Refreshingly, looking at the count of the number of times this ladder was used in the entire simulation run results in a percentage of The next least used ladder is ladder 2. Again, not a surprise since, like ladder 1, once passed, there is no way to return to take it again.
Unlike ladder 1, however, there is more than one way of getting onto this ladder over a series of early rolls, so the percentage this ladder is used is higher than ladder 1. Objective approaches often work extremely well, but there are some limitations. Sometimes, for instance, it is simply not possible to repeat an experiment multiple times. Sometimes you only get one shot. The work around for this leads us neatly to an alternative mechanism for calculating the distribution of expected game lengths.
Games like Chutes and Ladders are ideal candidates for Markov Chain analysis because, at any time, the probability of events that will happen in the future are agnostic about what happened in the past. If a player is on grid square 18 of the board, the probability of what will happen on the next roll is independent on how the player got to square It is this memorylessness that enables Markov chain analysis to work.
At the heart of Markov Chain analysis is the concept of a Stochastic Process. This is just a fancy word to say that, from a given state, there are a series of possibilities that could happen next, defined by a probability distribution. Implied in the definition is that all the probabilities add up to 1. In a game of Chutes and Ladders , a player can be on a particular square. We don't care how they got there, we just know that they roll the die again and act based on the results of the roll. If a player is at grid square G when he rolls again, one of six things could happen with equal probability , and based on these probabilities the player would advance to one of the next squares.
These probabilities can be represented as a sparse matrix which records the probability of moving from GridSpace i to GridSpace j by the entry in row- i and column- j. We'll call this the Transition Matrix. A vanilla snippet of this matrix can be seen below.

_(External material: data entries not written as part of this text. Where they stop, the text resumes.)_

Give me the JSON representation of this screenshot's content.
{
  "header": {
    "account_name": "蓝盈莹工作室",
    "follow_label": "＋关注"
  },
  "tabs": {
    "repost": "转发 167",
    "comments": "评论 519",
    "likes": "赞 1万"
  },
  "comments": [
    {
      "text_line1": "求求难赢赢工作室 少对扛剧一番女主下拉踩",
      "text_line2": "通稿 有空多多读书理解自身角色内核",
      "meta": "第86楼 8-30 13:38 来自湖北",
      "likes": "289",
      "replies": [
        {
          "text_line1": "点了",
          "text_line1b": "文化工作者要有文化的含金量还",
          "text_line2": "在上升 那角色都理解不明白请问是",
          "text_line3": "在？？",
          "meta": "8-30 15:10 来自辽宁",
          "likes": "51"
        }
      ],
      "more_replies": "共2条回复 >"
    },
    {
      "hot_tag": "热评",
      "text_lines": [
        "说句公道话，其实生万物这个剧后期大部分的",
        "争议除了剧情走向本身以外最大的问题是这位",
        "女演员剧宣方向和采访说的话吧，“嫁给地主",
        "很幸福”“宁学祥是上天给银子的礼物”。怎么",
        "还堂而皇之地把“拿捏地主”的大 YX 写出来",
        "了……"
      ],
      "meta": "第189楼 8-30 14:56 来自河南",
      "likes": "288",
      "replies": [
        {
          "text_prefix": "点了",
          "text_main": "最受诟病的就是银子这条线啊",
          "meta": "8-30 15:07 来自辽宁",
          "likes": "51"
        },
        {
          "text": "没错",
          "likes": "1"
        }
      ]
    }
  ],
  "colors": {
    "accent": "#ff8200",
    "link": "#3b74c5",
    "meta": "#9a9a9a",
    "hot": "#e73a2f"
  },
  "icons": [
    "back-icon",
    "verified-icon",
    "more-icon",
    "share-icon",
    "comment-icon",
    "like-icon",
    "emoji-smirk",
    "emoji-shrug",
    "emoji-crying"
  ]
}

Things get a little more interesting when we add Snakes and Ladders into the mix. Now there is a chance that a roll will land a player onto the business-end of one of these special entities and they will get 'teleported' to a new location. An example of the what the transition matrix would look like in this ficticious location is shown below.
An example of this can be seen on row A roll of 3 will take the player to square 53 , but a roll of 6 will also land the player on square 53 because landing on square 56 is the head of a snake which slides the player back to This is shown in the matrix snippet below. The second condition to care about is the boundary scenario when the player is close to the finish.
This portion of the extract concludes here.